Außerdem fordert die SPD die Einführung einer Finanztransaktionssteuer. Sie trägt dazu bei, spekulative Finanzgeschäfte einzudämmen, gewährleistet aber vor allem auch, dass der Finanzsektor einen Beitrag zur Bewältigung der Krise leistet, an der viele Marktteilnehmer lange gut verdient haben. Außerdem muss endlich die Regulierung der Finanzmärkte beherzt angegangen werden.
„Umschuldung plus Investitionen“
Aus Sicht der SPD ist klar: Ohne eine grundlegende Perspektive werden wieder nur die Symptome der Krise bekämpft, nicht aber ihre Ursachen. Die harten Sparprogramme in den von gravierender Überschuldung betroffenen EU-Mitgliedstaaten sind unausweichlich. Die Haushaltsführung von Ländern, die Hilfen der Euro-Staaten in Anspruch nehmen, muss strenger überwacht werden.
Eine wirklich tragfähige Konsolidierung der öffentlichen Finanzen braucht aber auch eine Entlastung von untragbaren Zinsaufschlägen und eine wirtschaftliche Innovations- und Wachstumsperspektive. In den Krisenländern muss die Hoffnung auf solides wirtschaftliches Wachstum und die damit verbundenen Arbeitsplätze zurückkehren. Das berühmte „Licht am Ende des Tunnels“ ist Voraussetzung dafür, die jetzt mit erheblichen Härten verbundenen Sparprogramme in den betroffenen Ländern durchzusetzen und das Vertrauen der Bevölkerungen in ihre demokratischen Regierungen und in Europa als Ganzes wiederherzustellen.

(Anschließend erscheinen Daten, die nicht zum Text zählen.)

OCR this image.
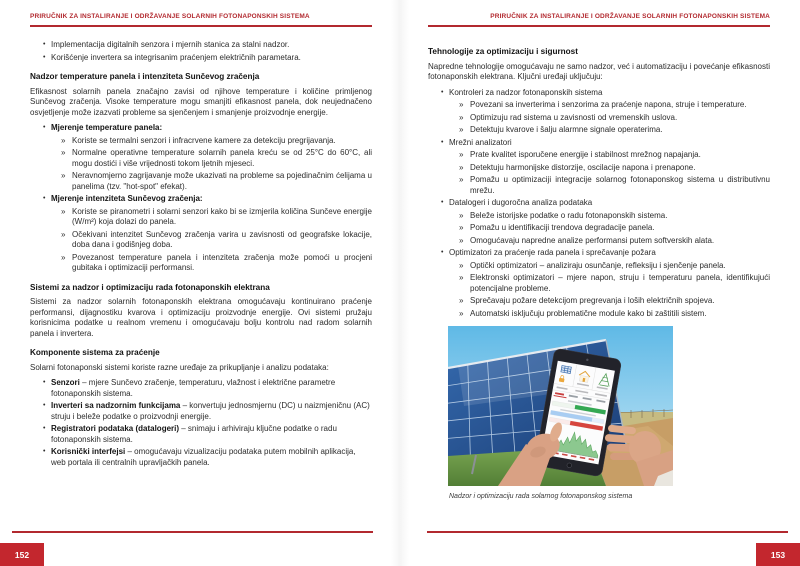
PRIRUČNIK ZA INSTALIRANJE I ODRŽAVANJE SOLARNIH FOTONAPONSKIH SISTEMA
• Implementacija digitalnih senzora i mjernih stanica za stalni nadzor.
• Korišćenje invertera sa integrisanim praćenjem električnih parametara.
Nadzor temperature panela i intenziteta Sunčevog zračenja
Efikasnost solarnih panela značajno zavisi od njihove temperature i količine primljenog Sunčevog zračenja. Visoke temperature mogu smanjiti efikasnost panela, dok neujednačeno osvjetljenje može izazvati probleme sa sjenčenjem i smanjenje proizvodnje energije.
• Mjerenje temperature panela:
» Koriste se termalni senzori i infracrvene kamere za detekciju pregrijavanja.
» Normalne operativne temperature solarnih panela kreću se od 25°C do 60°C, ali mogu dostići i više vrijednosti tokom ljetnih mjeseci.
» Neravnomjerno zagrijavanje može ukazivati na probleme sa pojedinačnim ćelijama u panelima (tzv. "hot-spot" efekat).
• Mjerenje intenziteta Sunčevog zračenja:
» Koriste se piranometri i solarni senzori kako bi se izmjerila količina Sunčeve energije (W/m²) koja dolazi do panela.
» Očekivani intenzitet Sunčevog zračenja varira u zavisnosti od geografske lokacije, doba dana i godišnjeg doba.
» Povezanost temperature panela i intenziteta zračenja može pomoći u procjeni gubitaka i optimizaciji performansi.
Sistemi za nadzor i optimizaciju rada fotonaponskih elektrana
Sistemi za nadzor solarnih fotonaponskih elektrana omogućavaju kontinuirano praćenje performansi, dijagnostiku kvarova i optimizaciju proizvodnje energije. Ovi sistemi pružaju korisnicima podatke u realnom vremenu i omogućavaju bolju kontrolu nad radom solarnih panela i invertera.
Komponente sistema za praćenje
Solarni fotonaponski sistemi koriste razne uređaje za prikupljanje i analizu podataka:
• Senzori – mjere Sunčevo zračenje, temperaturu, vlažnost i električne parametre fotonaponskih sistema.
• Inverteri sa nadzornim funkcijama – konvertuju jednosmjernu (DC) u naizmjeničnu (AC) struju i beleže podatke o proizvodnji energije.
• Registratori podataka (datalogeri) – snimaju i arhiviraju ključne podatke o radu fotonaponskih sistema.
• Korisnički interfejsi – omogućavaju vizualizaciju podataka putem mobilnih aplikacija, web portala ili centralnih upravljačkih panela.
152
PRIRUČNIK ZA INSTALIRANJE I ODRŽAVANJE SOLARNIH FOTONAPONSKIH SISTEMA
Tehnologije za optimizaciju i sigurnost
Napredne tehnologije omogućavaju ne samo nadzor, već i automatizaciju i povećanje efikasnosti fotonaponskih elektrana. Ključni uređaji uključuju:
• Kontroleri za nadzor fotonaponskih sistema
» Povezani sa inverterima i senzorima za praćenje napona, struje i temperature.
» Optimizuju rad sistema u zavisnosti od vremenskih uslova.
» Detektuju kvarove i šalju alarmne signale operaterima.
• Mrežni analizatori
» Prate kvalitet isporučene energije i stabilnost mrežnog napajanja.
» Detektuju harmonijske distorzije, oscilacije napona i prenapone.
» Pomažu u optimizaciji integracije solarnog fotonaponskog sistema u distributivnu mrežu.
• Datalogeri i dugoročna analiza podataka
» Beleže istorijske podatke o radu fotonaponskih sistema.
» Pomažu u identifikaciji trendova degradacije panela.
» Omogućavaju napredne analize performansi putem softverskih alata.
• Optimizatori za praćenje rada panela i sprečavanje požara
» Optički optimizatori – analiziraju osunčanje, refleksiju i sjenčenje panela.
» Elektronski optimizatori – mjere napon, struju i temperaturu panela, identifikujući potencijalne probleme.
» Sprečavaju požare detekcijom pregrevanja i loših električnih spojeva.
» Automatski isključuju problematične module kako bi zaštitili sistem.
Nadzor i optimizaciju rada solarnog fotonaponskog sistema
153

„Umschuldung plus Investitionen“ müsse deshalb der Weg sein, um Wachstumsprozesse in Gang zu sezten, so SPD-Fraktionschef Steinmeier. Eine Finanztransaktionssteuer könne zur Finanzierung von Investitionen herangezogen werden.
Mehr statt weniger Europa
„Wir brauchen mehr statt weniger Europa. Auf Dauer kann eine Währungsunion nicht ohne eine enge Zusammenarbeit der Mitgliedsstaaten in wirtschafts- und finanzpolitischen Fragen funktionieren,“ schreiben Gabriel und Steinmeier in einem Brief an Partei und Fraktion. Die Zeit des Wegduckens, der Vernebelung von Tatsachen, der Verschleppung von Entscheidungen und der Umgehung des Parlaments müsse ein Ende haben. „Wir brauchen tragfähige Lösungen, die über den Tag hinaus Bestand haben und ein starkes, unzweideutiges Signal für die Zukunft der europäischen Einheit geben.“
Jetzt gelte es, in Europa Entscheidungen zu treffen, die „schwierig und unpopulär“ sind, so Parteichef Gabriel. Die SPD sei aber bereit, daran mitzuwirken und auch schwierige Entscheidungen in der Öffentlichkeit zu vertreten.